We Need a Prison Moratorium

by Cole Harrison

Testimony submitted to the Joint Committee on the Judiciary, October 5, 2021

Thank you, co-chairs Eldridge and Cabral, for convening this hearing.  I am Cole Harrison, executive director of Massachusetts Peace Action.  Peace Action was formed in 1957 as the Committee for a Sane Nuclear Policy.  Today Massachusetts Peace Action has 1,800 dues paying members and 18,000 supporters in the Commonwealth.  We advocate for a peaceful U.S. foreign policy, an end to our overseas military interventions, nuclear disarmament, a reduced Pentagon budget and a peace economy, and addressing racism, colonization, and the climate emergency.

Today, we are supporting two bills, H.1905 and S.2030, which would impose a five year moratorium on construction of new prisons in the Commonwealth.

The United States suffers from extreme inequality compounded by racism.   Homelessless, drug abuse, and crime are largely manifestations of these basic social problems.  Instead of housing the homeless, providing mental health treatment, and helping drug abusers to recover, our nation’s approach to these issues is militarized overpolicing and mass incarceration.

The United States has the largest prison population in the world, 2.1 million, and also the largest number of incarcerated people in the world relative to its population.  We need decarceration, not more prisons.  People who have offended need positive solutions and true rehabilitation — not prison. The entire paradigm is wrong and must be changed.

As a peace organization, Massachusetts Peace Action sees that our punitive and militarized policing have their counterpart in our militarized foreign policy which sends our military to numerous foreign countries, tries to solve problems with force, starts unnecessary wars that accomplish nothing, and threatens the destruction of the entire world with omnicidal nuclear weapons.
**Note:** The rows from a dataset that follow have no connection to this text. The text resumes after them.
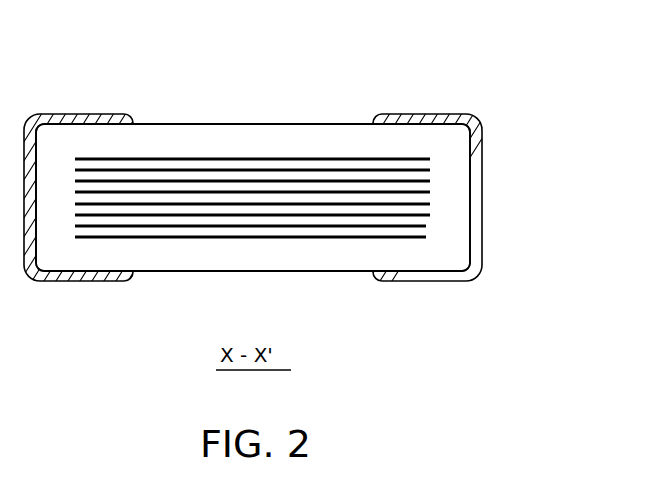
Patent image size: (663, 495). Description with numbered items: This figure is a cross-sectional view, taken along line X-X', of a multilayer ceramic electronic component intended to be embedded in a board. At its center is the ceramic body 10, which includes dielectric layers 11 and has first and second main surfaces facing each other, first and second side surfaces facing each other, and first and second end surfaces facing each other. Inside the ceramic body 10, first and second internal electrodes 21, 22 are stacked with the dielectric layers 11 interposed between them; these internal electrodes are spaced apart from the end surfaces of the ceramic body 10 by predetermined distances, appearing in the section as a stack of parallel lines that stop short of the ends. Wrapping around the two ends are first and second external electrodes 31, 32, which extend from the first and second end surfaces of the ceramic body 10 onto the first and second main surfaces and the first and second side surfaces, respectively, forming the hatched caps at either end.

The ceramic body 10 is at (252, 124).
The dielectric layers 11 is at (423, 211).
The first internal electrode 21 is at (425, 223).
The second internal electrode 22 is at (425, 238).
The first external electrode 31 is at (80, 118).
The second external electrode 32 is at (430, 118).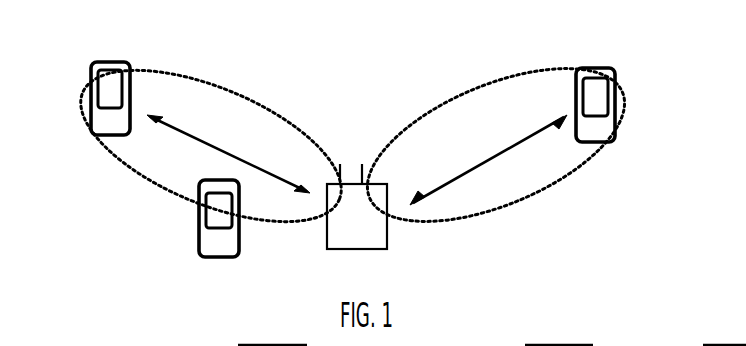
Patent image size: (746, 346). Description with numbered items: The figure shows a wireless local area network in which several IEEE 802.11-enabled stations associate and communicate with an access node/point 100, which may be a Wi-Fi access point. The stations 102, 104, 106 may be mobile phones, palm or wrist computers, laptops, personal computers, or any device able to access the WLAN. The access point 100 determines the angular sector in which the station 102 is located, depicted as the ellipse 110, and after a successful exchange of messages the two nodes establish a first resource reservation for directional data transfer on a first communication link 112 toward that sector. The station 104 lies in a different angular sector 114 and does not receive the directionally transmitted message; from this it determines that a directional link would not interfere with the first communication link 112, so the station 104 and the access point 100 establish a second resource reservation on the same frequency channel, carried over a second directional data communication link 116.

The access node/point (AP) 100 is at (380, 250).
The station (STA) 102 is at (91, 116).
The station (STA) 104 is at (614, 97).
The station (STA) 106 is at (199, 222).
The angular sector 110 is at (200, 62).
The first communication link 112 is at (205, 123).
The angular sector 114 is at (552, 68).
The second directional data communication link 116 is at (501, 148).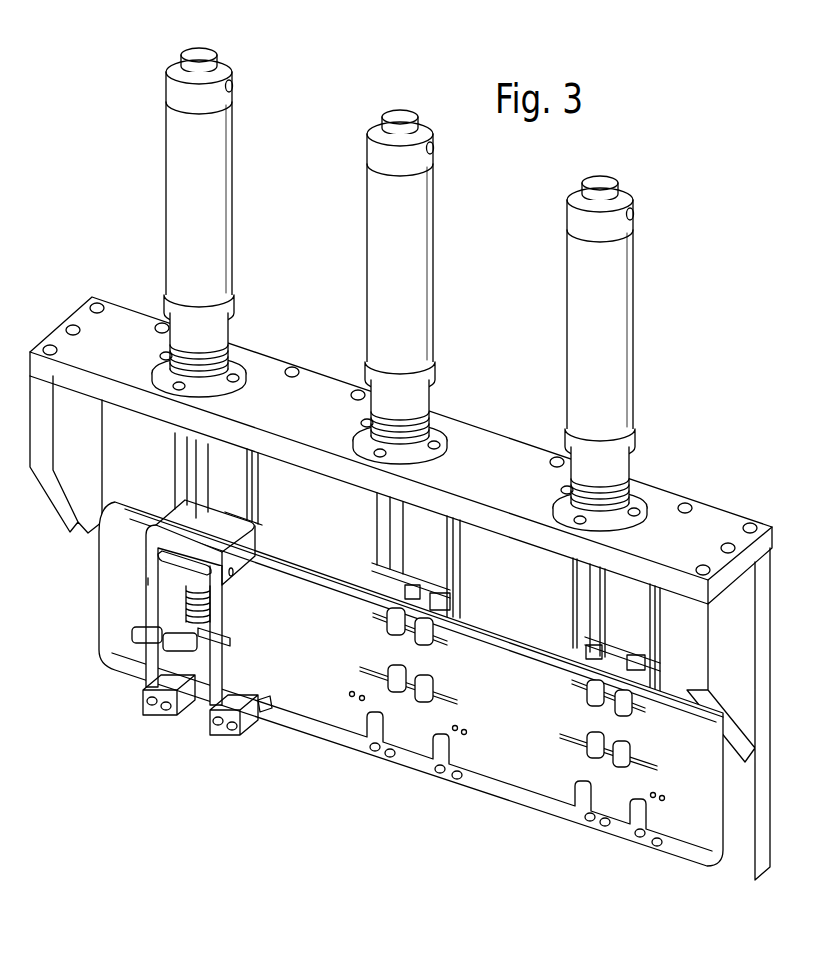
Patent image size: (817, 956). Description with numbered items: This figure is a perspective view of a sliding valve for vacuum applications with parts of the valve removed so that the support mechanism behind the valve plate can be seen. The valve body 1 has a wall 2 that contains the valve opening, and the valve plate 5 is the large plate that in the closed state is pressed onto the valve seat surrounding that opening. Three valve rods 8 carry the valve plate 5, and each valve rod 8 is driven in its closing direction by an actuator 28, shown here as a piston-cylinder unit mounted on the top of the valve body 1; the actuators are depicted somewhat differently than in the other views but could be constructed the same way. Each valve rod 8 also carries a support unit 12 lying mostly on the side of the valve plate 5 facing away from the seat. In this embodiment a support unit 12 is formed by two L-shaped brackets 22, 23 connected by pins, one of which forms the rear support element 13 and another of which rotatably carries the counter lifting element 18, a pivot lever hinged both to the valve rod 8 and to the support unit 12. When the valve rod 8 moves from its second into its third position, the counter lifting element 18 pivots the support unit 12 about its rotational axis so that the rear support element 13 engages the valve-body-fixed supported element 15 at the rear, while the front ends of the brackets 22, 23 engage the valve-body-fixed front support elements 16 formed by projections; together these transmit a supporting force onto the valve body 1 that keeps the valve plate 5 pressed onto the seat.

The valve body 1 is at (743, 492).
The wall 2 is at (740, 833).
The valve plate 5 is at (500, 765).
The valve rod 8 is at (180, 484).
The support unit 12 is at (130, 583).
The rear support element 13 is at (222, 556).
The valve-body-fixed supported element 15 is at (208, 530).
The valve-body-fixed front support element 16 is at (175, 714).
The counter lifting element 18 is at (150, 640).
The L-shaped bracket 22 is at (265, 706).
The L-shaped bracket 23 is at (186, 612).
The actuator 28 is at (243, 137).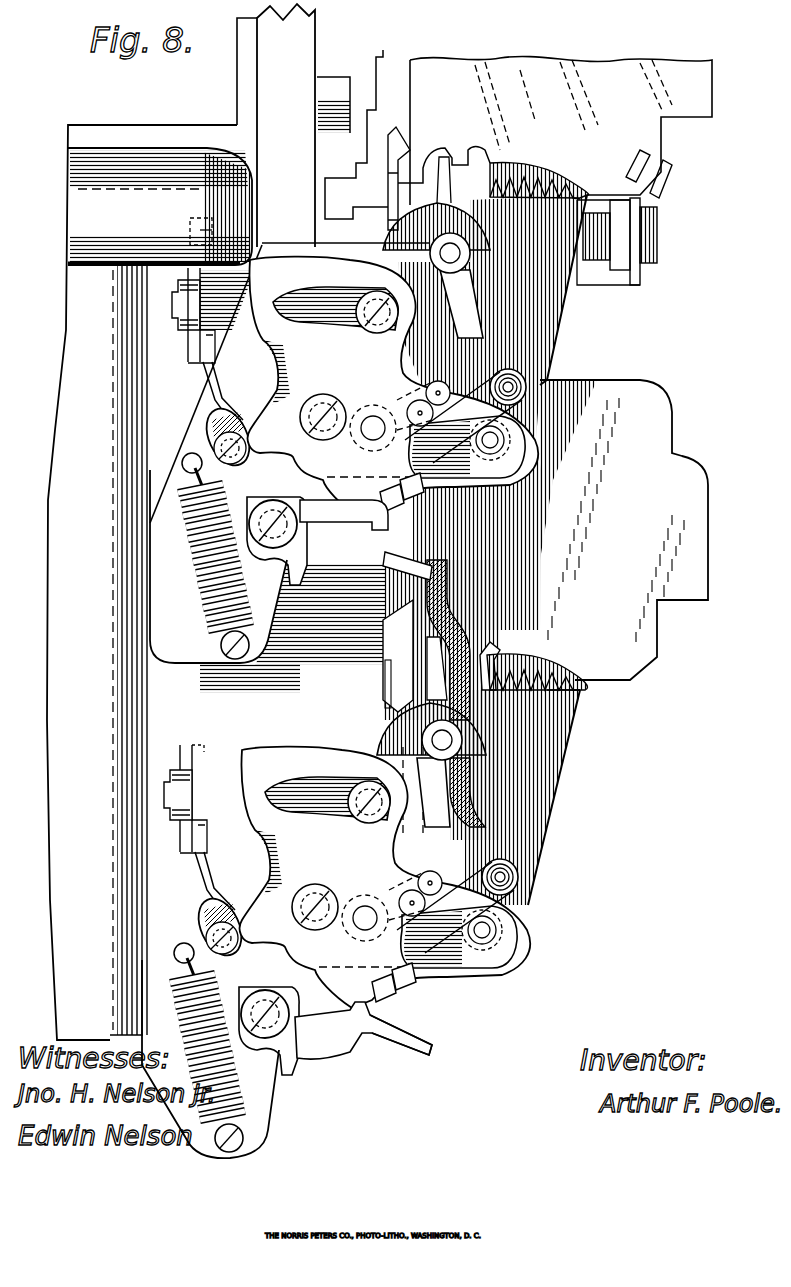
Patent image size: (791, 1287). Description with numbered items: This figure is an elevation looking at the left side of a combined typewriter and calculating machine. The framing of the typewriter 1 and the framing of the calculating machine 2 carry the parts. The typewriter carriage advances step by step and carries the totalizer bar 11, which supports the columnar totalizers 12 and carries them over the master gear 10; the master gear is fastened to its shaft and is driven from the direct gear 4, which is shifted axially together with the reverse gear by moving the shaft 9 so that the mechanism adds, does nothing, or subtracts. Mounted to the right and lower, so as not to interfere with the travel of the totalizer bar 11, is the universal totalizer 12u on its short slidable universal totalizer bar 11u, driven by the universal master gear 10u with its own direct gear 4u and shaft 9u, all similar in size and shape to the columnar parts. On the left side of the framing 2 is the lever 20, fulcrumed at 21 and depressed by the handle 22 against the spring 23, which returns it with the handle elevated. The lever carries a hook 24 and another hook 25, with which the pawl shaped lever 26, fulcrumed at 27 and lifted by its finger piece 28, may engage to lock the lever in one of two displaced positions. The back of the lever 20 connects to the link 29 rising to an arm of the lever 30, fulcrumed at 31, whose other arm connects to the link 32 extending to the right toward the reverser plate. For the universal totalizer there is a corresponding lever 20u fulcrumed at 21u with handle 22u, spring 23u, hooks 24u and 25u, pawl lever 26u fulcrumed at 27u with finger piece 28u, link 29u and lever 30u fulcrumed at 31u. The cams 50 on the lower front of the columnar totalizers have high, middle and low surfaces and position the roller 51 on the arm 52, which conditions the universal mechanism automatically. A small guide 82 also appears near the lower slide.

The framing of the typewriter 1 is at (64, 418).
The framing of the calculating machine 2 is at (312, 22).
The direct gear 4 is at (525, 195).
The shaft 9 is at (452, 255).
The master gear 10 is at (542, 192).
The totalizer bar 11 is at (385, 68).
The columnar totalizer 12 is at (555, 130).
The lever 20 is at (490, 372).
The fulcrum 21 is at (327, 397).
The handle 22 is at (515, 385).
The spring 23 is at (200, 548).
The hook 24 is at (420, 485).
The hook 25 is at (402, 497).
The pawl shaped lever 26 is at (338, 560).
The fulcrum 27 is at (270, 508).
The finger piece 28 is at (433, 570).
The link 29 is at (212, 428).
The lever 30 is at (190, 340).
The fulcrum 31 is at (178, 297).
The link 32 is at (203, 213).
The cam 50 is at (662, 182).
The roller 51 is at (657, 228).
The arm 52 is at (640, 270).
The guide 82 is at (221, 731).
The universal direct gear 4u is at (518, 690).
The universal shaft 9u is at (450, 741).
The universal totalizer master gear 10u is at (538, 686).
The universal totalizer bar 11u is at (387, 598).
The universal totalizer 12u is at (624, 530).
The universal lever 20u is at (542, 865).
The fulcrum 21u is at (384, 911).
The handle 22u is at (495, 915).
The spring 23u is at (233, 1050).
The hook 24u is at (446, 975).
The hook 25u is at (433, 992).
The pawl lever 26u is at (363, 1052).
The fulcrum 27u is at (264, 997).
The finger piece 28u is at (431, 1055).
The link 29u is at (163, 907).
The lever 30u is at (144, 787).
The fulcrum 31u is at (137, 795).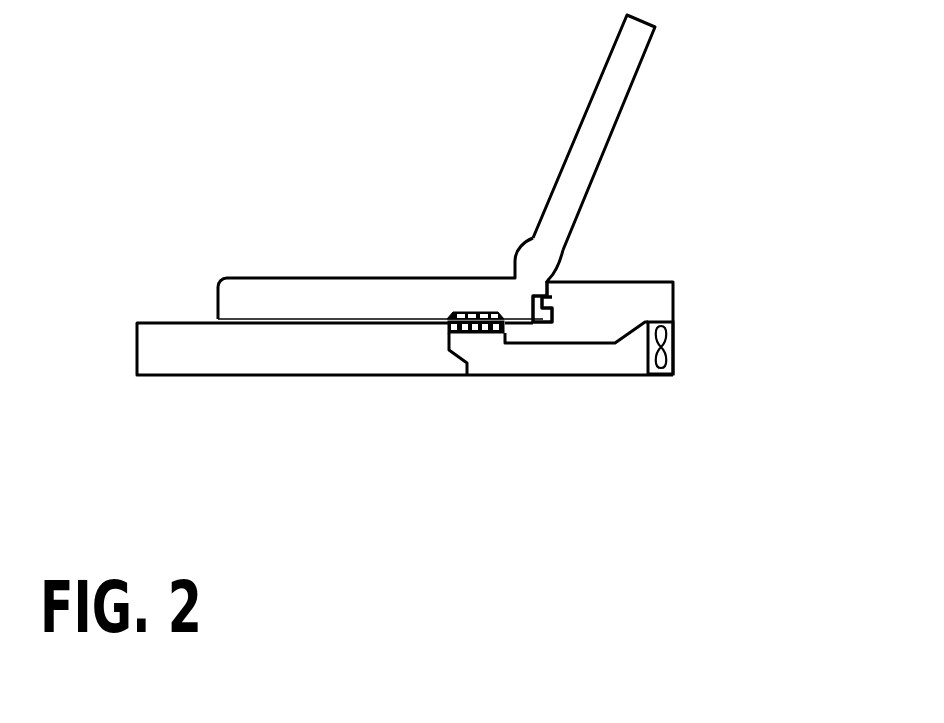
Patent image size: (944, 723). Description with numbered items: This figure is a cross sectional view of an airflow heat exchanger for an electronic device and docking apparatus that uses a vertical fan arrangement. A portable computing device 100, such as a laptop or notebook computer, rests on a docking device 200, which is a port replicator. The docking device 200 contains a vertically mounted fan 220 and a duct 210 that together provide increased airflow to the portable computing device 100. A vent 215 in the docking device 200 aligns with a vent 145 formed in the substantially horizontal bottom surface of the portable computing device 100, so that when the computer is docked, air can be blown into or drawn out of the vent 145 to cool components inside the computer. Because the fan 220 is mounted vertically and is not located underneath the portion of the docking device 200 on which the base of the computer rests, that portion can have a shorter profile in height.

The portable computing device 100 is at (294, 250).
The vent 145 is at (465, 310).
The docking device 200 is at (347, 379).
The duct 210 is at (552, 354).
The vent 215 is at (480, 331).
The fan 220 is at (673, 332).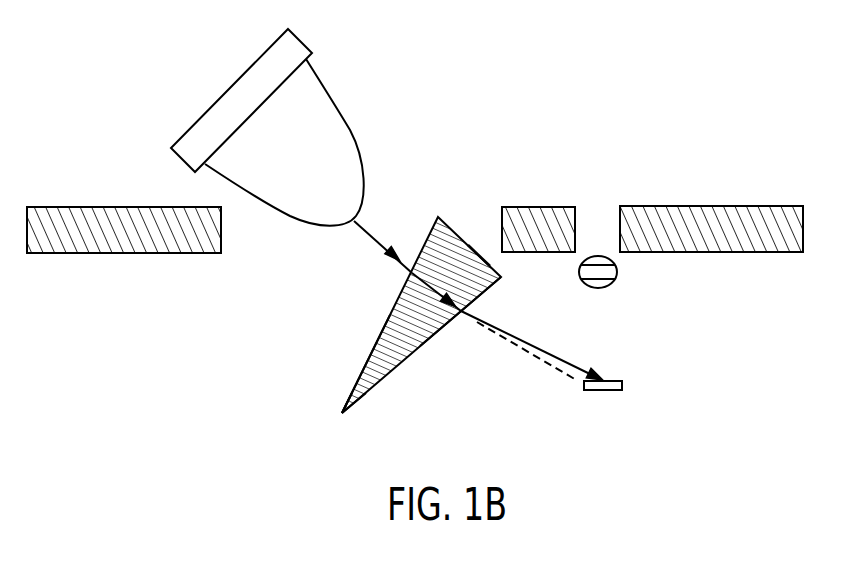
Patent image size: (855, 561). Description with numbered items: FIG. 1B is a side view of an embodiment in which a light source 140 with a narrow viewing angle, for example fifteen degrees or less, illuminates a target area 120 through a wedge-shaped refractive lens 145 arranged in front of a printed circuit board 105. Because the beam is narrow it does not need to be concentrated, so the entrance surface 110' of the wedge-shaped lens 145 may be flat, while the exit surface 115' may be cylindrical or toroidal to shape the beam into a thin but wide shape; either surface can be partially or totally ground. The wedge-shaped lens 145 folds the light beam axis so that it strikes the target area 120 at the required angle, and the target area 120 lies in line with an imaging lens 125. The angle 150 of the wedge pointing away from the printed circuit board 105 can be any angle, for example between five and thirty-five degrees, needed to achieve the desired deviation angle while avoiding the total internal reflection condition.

The printed circuit board 105 is at (722, 205).
The entrance surface 110' is at (412, 315).
The exit surface 115' is at (460, 324).
The target area 120 is at (622, 383).
The imaging lens 125 is at (617, 272).
The light source 140 is at (350, 127).
The wedge-shaped refractive lens 145 is at (362, 377).
The angle 150 is at (342, 406).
The Pentagon consumes over $1 trillion a year which robs funds that are needed to create constructive pathways to address inequality, racism, homelessness, mental health and other ills.  Likewise, the Commonwealth’s large expenditure on corrections, amounting to $70,000 a year per prisoner, is a misuse of taxpayer money and reflects distorted priorities.

The Boston Globe editors wrote last weekend that our state prison population is graying and that elderly women who pose no possible danger to public safety, including one who is in a wheelchair, are being imprisoned without a meaningful chance at parole.   It could not be plainer that this reflects a judicial and correctional system which are very far away from carrying out their purported tasks of ensuring public safety and rather are locked in an effort to relentlessly punish offenders rather than rehabilitating them.  The legislature needs to intervene, call a halt, and establish a five year moratorium on new prison construction, during which constructive solutions can be developed that will assist both offenders, families, and communities.